As a threshold matter, defendant does not have any record of an employee named "Owen Pettit." (Def.'s Reply Br. at 5 n.5.) Additionally, the Pettit letter contains inadmissible conclusions. Though Pettit asserts that plaintiff's "age definitely would have counted against him" (Pl.'s Opp'n Ltr. Ex. B at 35-36), he fails to describe specific instances of age discrimination. Finally, he concedes that he is "not familiar with all the facts in [plaintiff's] case." (Pl.'s Opp'n Ltr. Ex. B at 35.)
Next, plaintiff alleges that several witnesses—namely, current UPS employees—are available to support his case but were too "intimidated" to sign affidavits. (Pl.'s Opp'n Ltr. at 5.) However, defendant served plaintiff with a Notice to Pro Se Litigants, which informed him that he "must submit evidence, such as witness statements or documents, countering the facts asserted by the defendant and raising issues of fact for trial." Moreover, the Second Circuit has recognized, "[t]he assertion that trial will bring forth evidence is not sufficient to defeat summary judgment." Portee v. Deutsche Bank, No. 03 Civ. 9380(PKC), 2006 WL 559448, at *8 (S.D.N.Y. Mar. 8, 2006).

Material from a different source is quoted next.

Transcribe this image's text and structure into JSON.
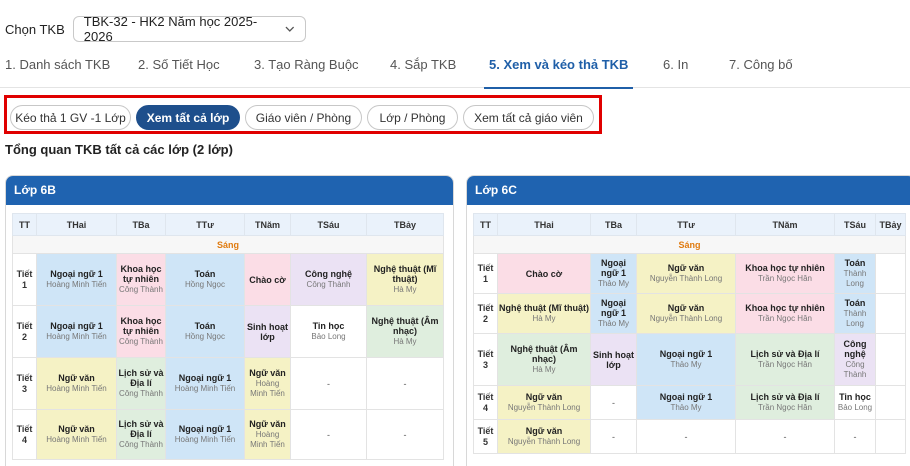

Finally, Plaintiff's assertion that he was "set up to fail" is likewise without merit. (Pl.'s Opp'n Ltr. at 3.) Plaintiff bases this conclusion on (1) an article detailing defendant's supposed history of discrimination, and (2) an e-mail from an individual named Bryan Kelly. (Id. at 3-4.) First, although the article states that age discrimination is a "common UPS lawsuit," this broad statement provides no evidentiary support to plaintiff. (Id. Ex. N at 55.) Second, the Bryan Kelly e-mail supports defendant's position, not plaintiff's. Kelly stated the following: "Regardless of the circumstances of your case, making book at UPS is something that very few trainees do. I trained countless drivers and only a handful made it." (Id. Ex. E at 40.) Accordingly, the fact that plaintiff tried and failed to complete the probationary period, standing alone, does not indicate that defendant discriminated against him based upon his age.
In sum, even if the Court credited all of plaintiff's evidence, there is no basis from which a rational jury could conclude that age was the "but for" cause—or even a motivating factor—in defendant's failure to promote plaintiff either in July or December 2013. See Gross, 557 U.S. at 178. Thus, summary judgment on the merits is proper in this case.
IV. CONCLUSION
For the foregoing reasons, the Court grants defendant's motion for summary judgment. The Clerk of the Court shall enter judgment accordingly and close the case. The Court certifies pursuant to 28 U.S.C. § 1915(a)(3) that any appeal from this Memorandum and Order would not be taken in good faith, and thus in forma pauperis status is denied for purposes of an appeal. See Coppedge v. United States, 369 U.S. 438, 443-45 (1962).
SO ORDERED.
/s/_________
JOSEPH F. BIANCO
United States District Judge Dated: August 22, 2016
Central Islip, New York
* * *
Plaintiff proceeds pro se. Defendant is represented by Heather Weine Brochin, Jessica Megan Arnold, and Michael Dell, Day Pitney LLP, One Jefferson Rd., Parsippany, NJ 07054.